旅をすると、
「楽しかった。またいつかここに来たい。」
と、思いながらよく帰国するものだろう。
しかし唯一、タクラマカンでは違った。
村はなくなる。
「もう2度とここに来られることはないのだ。」
そう分かって時間を過ごさなければならなかった。
タクラマカン砂漠の奥深くにあった学校で子どもたちと共に過ごした5日間は幻のようだ。
授業で英語を教えたり、日本のことを紹介したりもしたし、遊び、集会、昼寝、踊り、食事、掃除、就寝まで、多くの時間を分かち合った。
写真の存在が、それが幻では無かったことを証明する。
この5日間がどれだけ貴重な時間なのか頭では認識できていたが、思った通り時間は瞬く間に過ぎ去っていった。最終日の夜、それぞれの教室で子どもたちに話したお別れと5日間ありがとうの言葉。みんな静かに聞いてくれていた。暗闇の校舎を出ていくところまでみなついてきてくれた。

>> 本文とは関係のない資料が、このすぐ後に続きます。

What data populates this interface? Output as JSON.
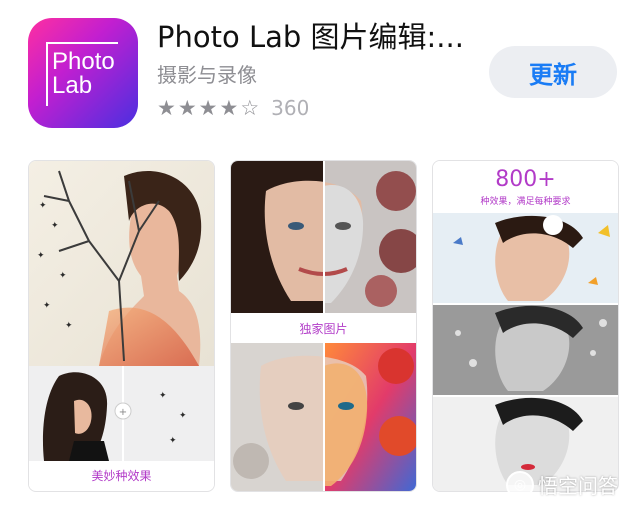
{
  "app": {
    "icon_text_line1": "Photo",
    "icon_text_line2": "Lab",
    "name": "Photo Lab 图片编辑:...",
    "category": "摄影与录像",
    "rating_count": "360",
    "stars": 4,
    "stars_max": 5,
    "action_label": "更新"
  },
  "screenshots": [
    {
      "caption": "美妙种效果"
    },
    {
      "caption": "独家图片"
    },
    {
      "badge_number": "800+",
      "badge_text": "种效果，满足每种要求"
    }
  ],
  "watermark": {
    "text": "悟空问答"
  },
  "colors": {
    "accent": "#1a7cf5",
    "button_bg": "#eceef2",
    "caption_purple": "#b23bc8",
    "star_gray": "#8e8e93"
  }
}
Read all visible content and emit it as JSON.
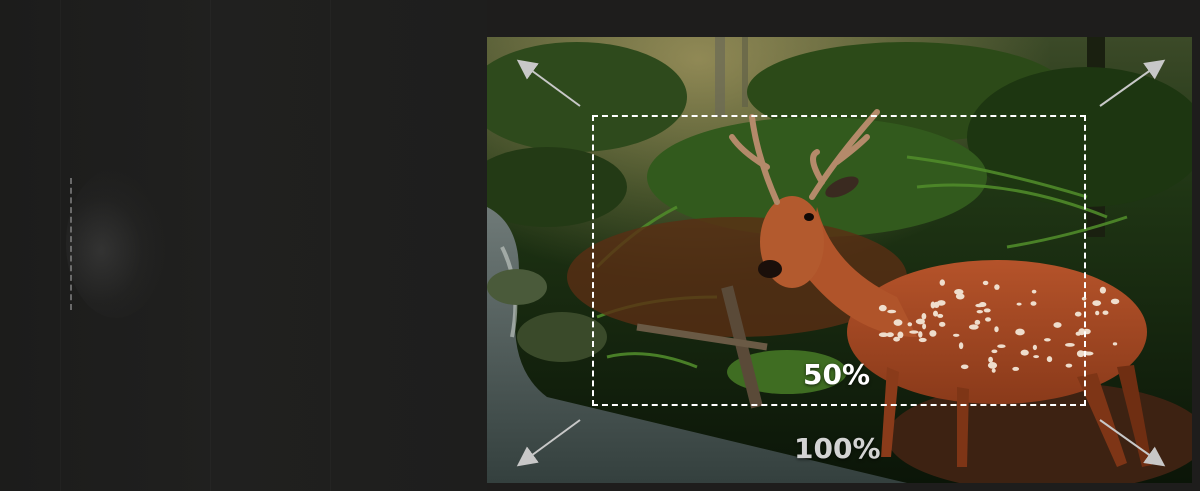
{
  "scale_labels": {
    "inner": "50%",
    "outer": "100%"
  },
  "colors": {
    "background": "#1e1d1c",
    "crop_border": "#ffffff",
    "inner_label": "#ffffff",
    "outer_label": "#d3d3d3",
    "arrow": "#c8c8c8"
  },
  "icons": [
    "expand-arrow-icon"
  ]
}
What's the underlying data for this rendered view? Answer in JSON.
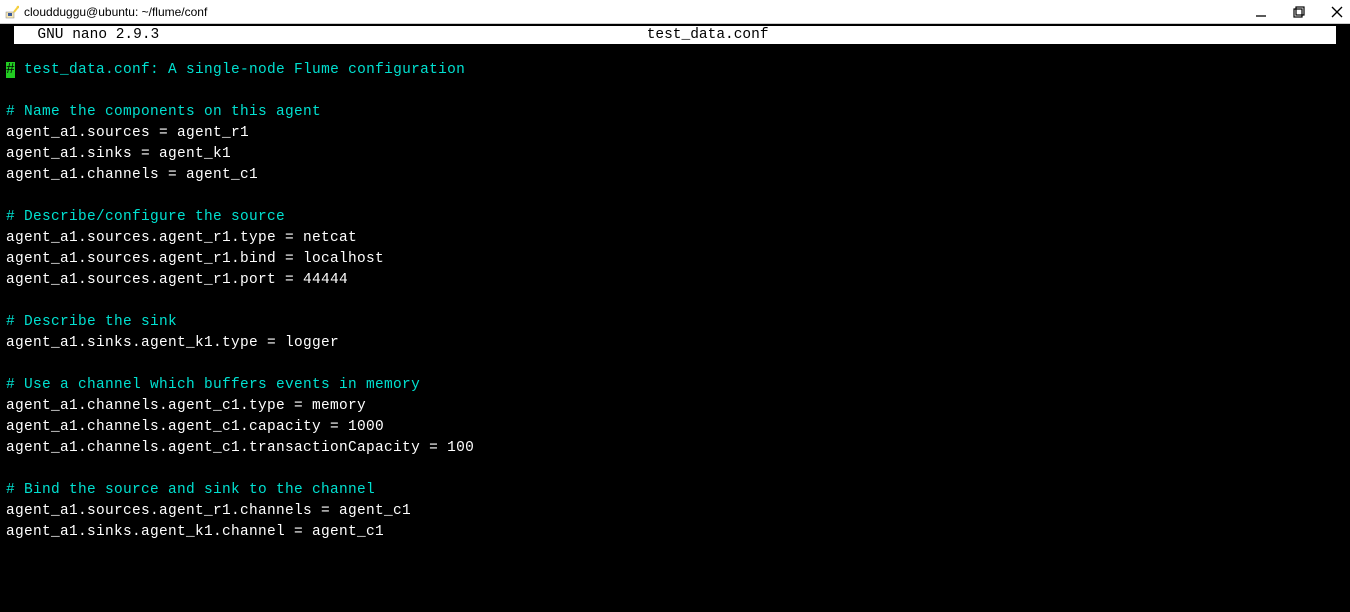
{
  "window": {
    "title": "cloudduggu@ubuntu: ~/flume/conf"
  },
  "nano": {
    "app": "  GNU nano 2.9.3",
    "file": "test_data.conf"
  },
  "editor": {
    "c1_prefix": "#",
    "c1_rest": " test_data.conf: A single-node Flume configuration",
    "c2": "# Name the components on this agent",
    "l1": "agent_a1.sources = agent_r1",
    "l2": "agent_a1.sinks = agent_k1",
    "l3": "agent_a1.channels = agent_c1",
    "c3": "# Describe/configure the source",
    "l4": "agent_a1.sources.agent_r1.type = netcat",
    "l5": "agent_a1.sources.agent_r1.bind = localhost",
    "l6": "agent_a1.sources.agent_r1.port = 44444",
    "c4": "# Describe the sink",
    "l7": "agent_a1.sinks.agent_k1.type = logger",
    "c5": "# Use a channel which buffers events in memory",
    "l8": "agent_a1.channels.agent_c1.type = memory",
    "l9": "agent_a1.channels.agent_c1.capacity = 1000",
    "l10": "agent_a1.channels.agent_c1.transactionCapacity = 100",
    "c6": "# Bind the source and sink to the channel",
    "l11": "agent_a1.sources.agent_r1.channels = agent_c1",
    "l12": "agent_a1.sinks.agent_k1.channel = agent_c1"
  }
}
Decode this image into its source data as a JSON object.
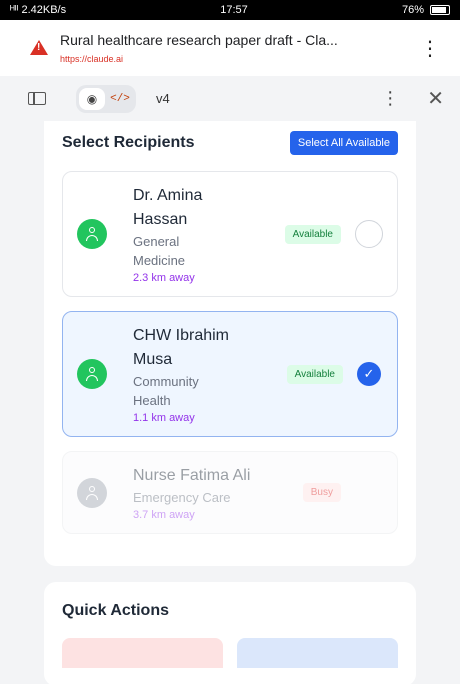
{
  "statusbar": {
    "left": "ᴴᴵᴵ 2.42KB/s",
    "time": "17:57",
    "battery": "76%"
  },
  "browser": {
    "title": "Rural healthcare research paper draft - Cla...",
    "url": "https://claude.ai"
  },
  "artifact": {
    "version": "v4"
  },
  "recipients": {
    "heading": "Select Recipients",
    "select_all_label": "Select All Available",
    "items": [
      {
        "name_line1": "Dr. Amina",
        "name_line2": "Hassan",
        "specialty_line1": "General",
        "specialty_line2": "Medicine",
        "distance": "2.3 km away",
        "status": "Available",
        "selected": false
      },
      {
        "name_line1": "CHW Ibrahim",
        "name_line2": "Musa",
        "specialty_line1": "Community",
        "specialty_line2": "Health",
        "distance": "1.1 km away",
        "status": "Available",
        "selected": true
      },
      {
        "name_line1": "Nurse Fatima Ali",
        "specialty_line1": "Emergency Care",
        "distance": "3.7 km away",
        "status": "Busy",
        "selected": false
      }
    ]
  },
  "quick_actions": {
    "heading": "Quick Actions"
  },
  "colors": {
    "primary": "#2563eb",
    "available_green": "#22c55e",
    "distance_purple": "#9333ea",
    "busy_red": "#dc2626"
  }
}
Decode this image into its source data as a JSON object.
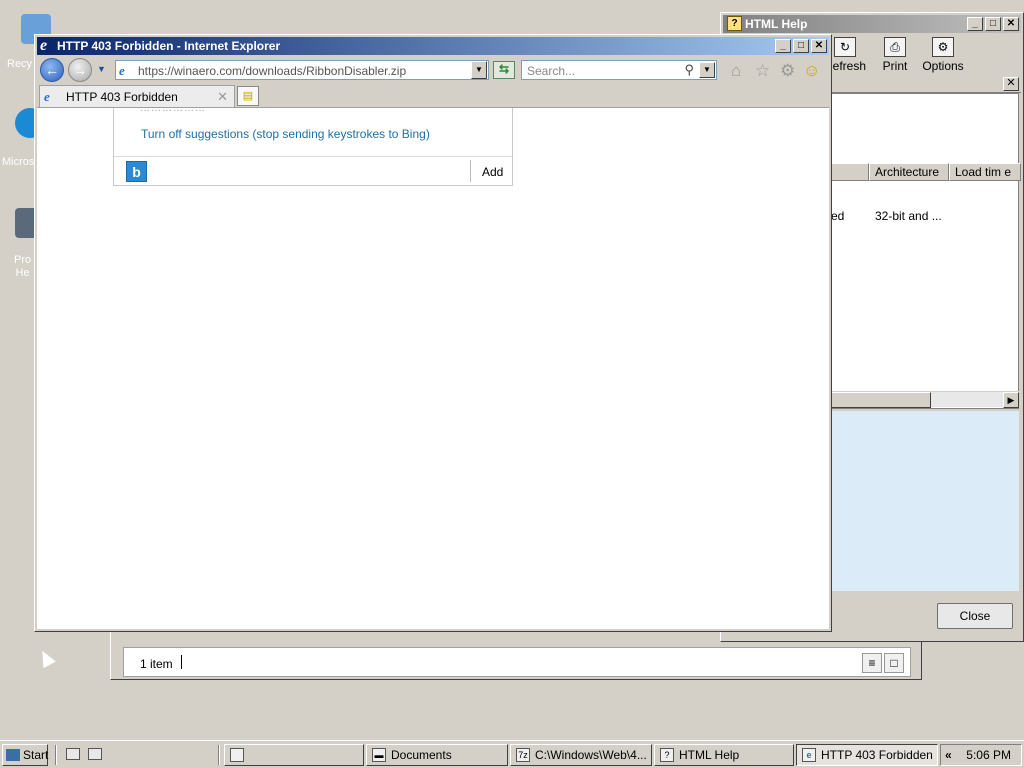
{
  "desktop": {
    "icons": [
      {
        "name": "recycle-bin-icon",
        "label": "Recy"
      },
      {
        "name": "edge-icon",
        "label": "Micros"
      },
      {
        "name": "program-icon",
        "label": "Pro\nHe"
      }
    ]
  },
  "help_window": {
    "title": "HTML Help",
    "toolbar": {
      "refresh": "Refresh",
      "print": "Print",
      "options": "Options"
    },
    "columns": [
      "Architecture",
      "Load tim e"
    ],
    "row": {
      "cell_partial": "ed",
      "architecture": "32-bit and ..."
    },
    "close_label": "Close"
  },
  "ie_window": {
    "title": "HTTP 403 Forbidden - Internet Explorer",
    "address": "https://winaero.com/downloads/RibbonDisabler.zip",
    "search_placeholder": "Search...",
    "tab_title": "HTTP 403 Forbidden",
    "suggestions": {
      "cut_text": "………………",
      "link": "Turn off suggestions (stop sending keystrokes to Bing)",
      "bing_logo": "b",
      "add_label": "Add"
    }
  },
  "explorer_window": {
    "status": "1 item"
  },
  "taskbar": {
    "start": "Start",
    "buttons": [
      {
        "label": ""
      },
      {
        "label": "Documents"
      },
      {
        "label": "C:\\Windows\\Web\\4..."
      },
      {
        "label": "HTML Help"
      },
      {
        "label": "HTTP 403 Forbidden ..."
      }
    ],
    "chevron": "«",
    "clock": "5:06 PM"
  },
  "colors": {
    "desktop_bg": "#d4d0c8",
    "ie_title_active": "#0a246a",
    "help_title_inactive": "#808080",
    "link": "#1f6fa8"
  }
}
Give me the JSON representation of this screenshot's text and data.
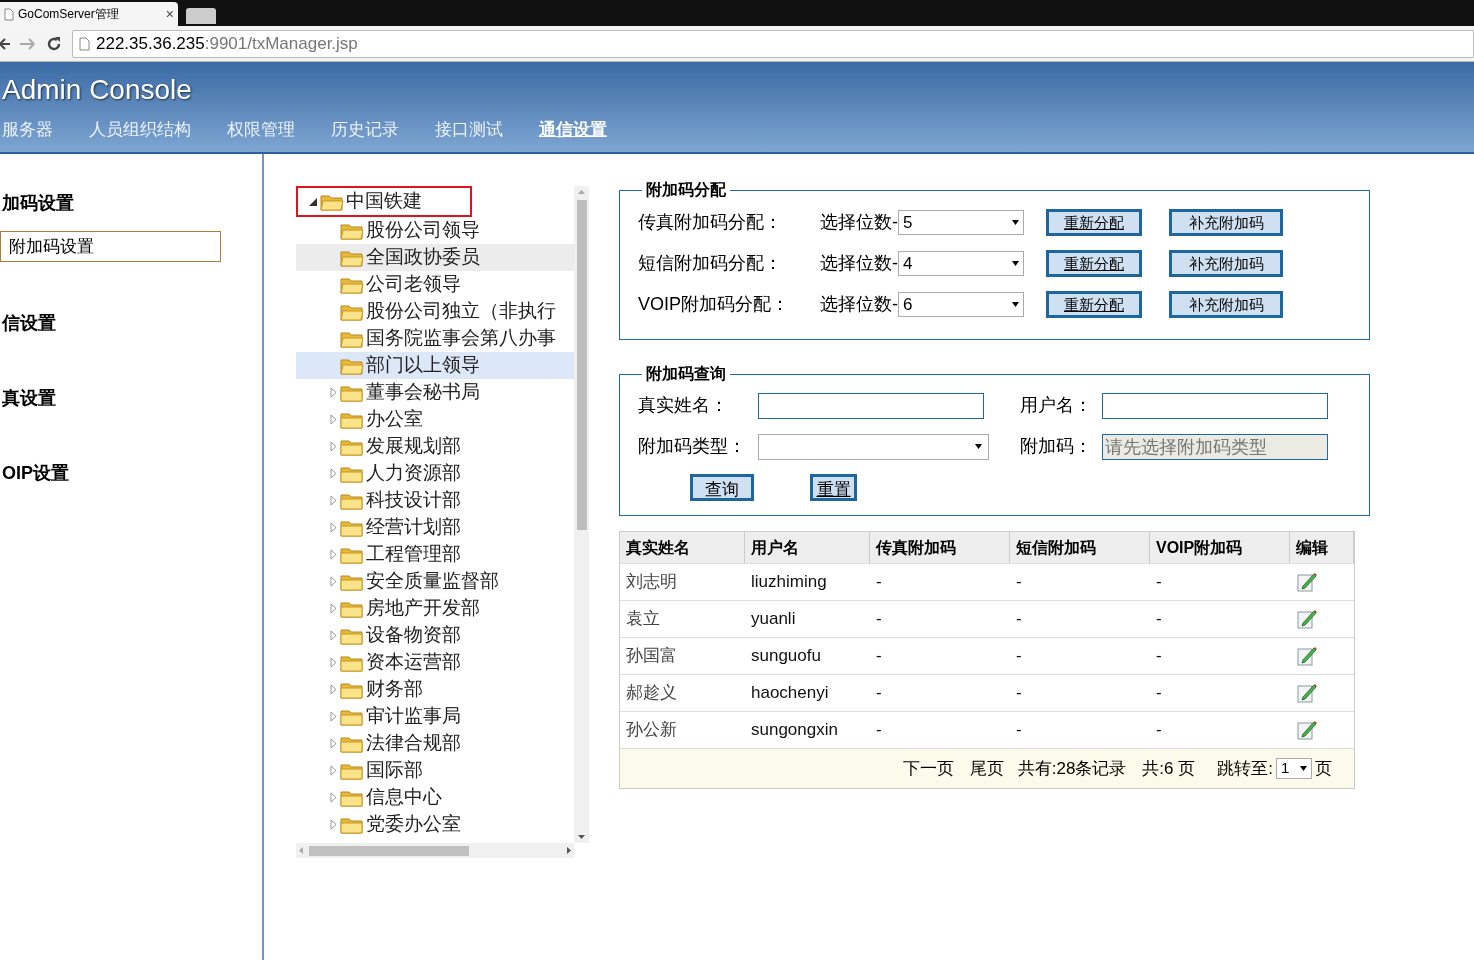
{
  "browser": {
    "tab_title": "GoComServer管理",
    "tab_close": "×",
    "url_host": "222.35.36.235",
    "url_path": ":9901/txManager.jsp"
  },
  "header": {
    "title": "Admin Console",
    "nav": [
      {
        "label": "服务器",
        "selected": false
      },
      {
        "label": "人员组织结构",
        "selected": false
      },
      {
        "label": "权限管理",
        "selected": false
      },
      {
        "label": "历史记录",
        "selected": false
      },
      {
        "label": "接口测试",
        "selected": false
      },
      {
        "label": "通信设置",
        "selected": true
      }
    ]
  },
  "sidebar": {
    "sections": [
      {
        "title": "加码设置",
        "items": [
          {
            "label": "附加码设置",
            "selected": true
          }
        ]
      },
      {
        "title": "信设置"
      },
      {
        "title": "真设置"
      },
      {
        "title": "OIP设置"
      }
    ]
  },
  "tree": {
    "root": {
      "label": "中国铁建",
      "expanded": true,
      "highlighted": true,
      "children": [
        {
          "label": "股份公司领导",
          "expandable": false,
          "selected": false,
          "hovered": false
        },
        {
          "label": "全国政协委员",
          "expandable": false,
          "selected": false,
          "hovered": true
        },
        {
          "label": "公司老领导",
          "expandable": false,
          "selected": false,
          "hovered": false
        },
        {
          "label": "股份公司独立（非执行",
          "expandable": false,
          "selected": false,
          "hovered": false
        },
        {
          "label": "国务院监事会第八办事",
          "expandable": false,
          "selected": false,
          "hovered": false
        },
        {
          "label": "部门以上领导",
          "expandable": false,
          "selected": true,
          "hovered": false
        },
        {
          "label": "董事会秘书局",
          "expandable": true,
          "selected": false,
          "hovered": false
        },
        {
          "label": "办公室",
          "expandable": true,
          "selected": false,
          "hovered": false
        },
        {
          "label": "发展规划部",
          "expandable": true,
          "selected": false,
          "hovered": false
        },
        {
          "label": "人力资源部",
          "expandable": true,
          "selected": false,
          "hovered": false
        },
        {
          "label": "科技设计部",
          "expandable": true,
          "selected": false,
          "hovered": false
        },
        {
          "label": "经营计划部",
          "expandable": true,
          "selected": false,
          "hovered": false
        },
        {
          "label": "工程管理部",
          "expandable": true,
          "selected": false,
          "hovered": false
        },
        {
          "label": "安全质量监督部",
          "expandable": true,
          "selected": false,
          "hovered": false
        },
        {
          "label": "房地产开发部",
          "expandable": true,
          "selected": false,
          "hovered": false
        },
        {
          "label": "设备物资部",
          "expandable": true,
          "selected": false,
          "hovered": false
        },
        {
          "label": "资本运营部",
          "expandable": true,
          "selected": false,
          "hovered": false
        },
        {
          "label": "财务部",
          "expandable": true,
          "selected": false,
          "hovered": false
        },
        {
          "label": "审计监事局",
          "expandable": true,
          "selected": false,
          "hovered": false
        },
        {
          "label": "法律合规部",
          "expandable": true,
          "selected": false,
          "hovered": false
        },
        {
          "label": "国际部",
          "expandable": true,
          "selected": false,
          "hovered": false
        },
        {
          "label": "信息中心",
          "expandable": true,
          "selected": false,
          "hovered": false
        },
        {
          "label": "党委办公室",
          "expandable": true,
          "selected": false,
          "hovered": false
        }
      ]
    }
  },
  "allocation": {
    "legend": "附加码分配",
    "rows": [
      {
        "label": "传真附加码分配：",
        "digits_label": "选择位数-",
        "value": "5",
        "buttons": [
          "重新分配",
          "补充附加码"
        ]
      },
      {
        "label": "短信附加码分配：",
        "digits_label": "选择位数-",
        "value": "4",
        "buttons": [
          "重新分配",
          "补充附加码"
        ]
      },
      {
        "label": "VOIP附加码分配：",
        "digits_label": "选择位数-",
        "value": "6",
        "buttons": [
          "重新分配",
          "补充附加码"
        ]
      }
    ]
  },
  "query": {
    "legend": "附加码查询",
    "fields": [
      {
        "label": "真实姓名：",
        "kind": "text"
      },
      {
        "label": "用户名：",
        "kind": "text"
      },
      {
        "label": "附加码类型：",
        "kind": "select"
      },
      {
        "label": "附加码：",
        "kind": "disabled",
        "placeholder": "请先选择附加码类型"
      }
    ],
    "buttons": [
      "查询",
      "重置"
    ]
  },
  "table": {
    "columns": [
      "真实姓名",
      "用户名",
      "传真附加码",
      "短信附加码",
      "VOIP附加码",
      "编辑"
    ],
    "rows": [
      {
        "cells": [
          "刘志明",
          "liuzhiming",
          "-",
          "-",
          "-"
        ]
      },
      {
        "cells": [
          "袁立",
          "yuanli",
          "-",
          "-",
          "-"
        ]
      },
      {
        "cells": [
          "孙国富",
          "sunguofu",
          "-",
          "-",
          "-"
        ]
      },
      {
        "cells": [
          "郝趁义",
          "haochenyi",
          "-",
          "-",
          "-"
        ]
      },
      {
        "cells": [
          "孙公新",
          "sungongxin",
          "-",
          "-",
          "-"
        ]
      }
    ]
  },
  "pagination": {
    "links": [
      "下一页",
      "尾页"
    ],
    "total": "共有:28条记录",
    "pages": "共:6 页",
    "jump_label": "跳转至:",
    "page_value": "1",
    "suffix": "页"
  }
}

もう一生見ることは無いのだな、と思いながら真夜中の無音の砂の世界で黙って見上げた宇宙のような星空。
砂漠から遠く離れた街へと戻る時。
いつもなら、生きてさえいれば会おうと思えばまた会える、来ようと思えばまた来られる、と自分を納得させて帰るが、強大な力に阻まれてそれが通用しないことはとても辛かった。
特に、なぜか家族が誰もいない子どもたちがたくさんいたことは本当に気がかりでしかなかった。
タクラマカンへの旅は、楽しさに悔しさが滲む、唯一の旅だった。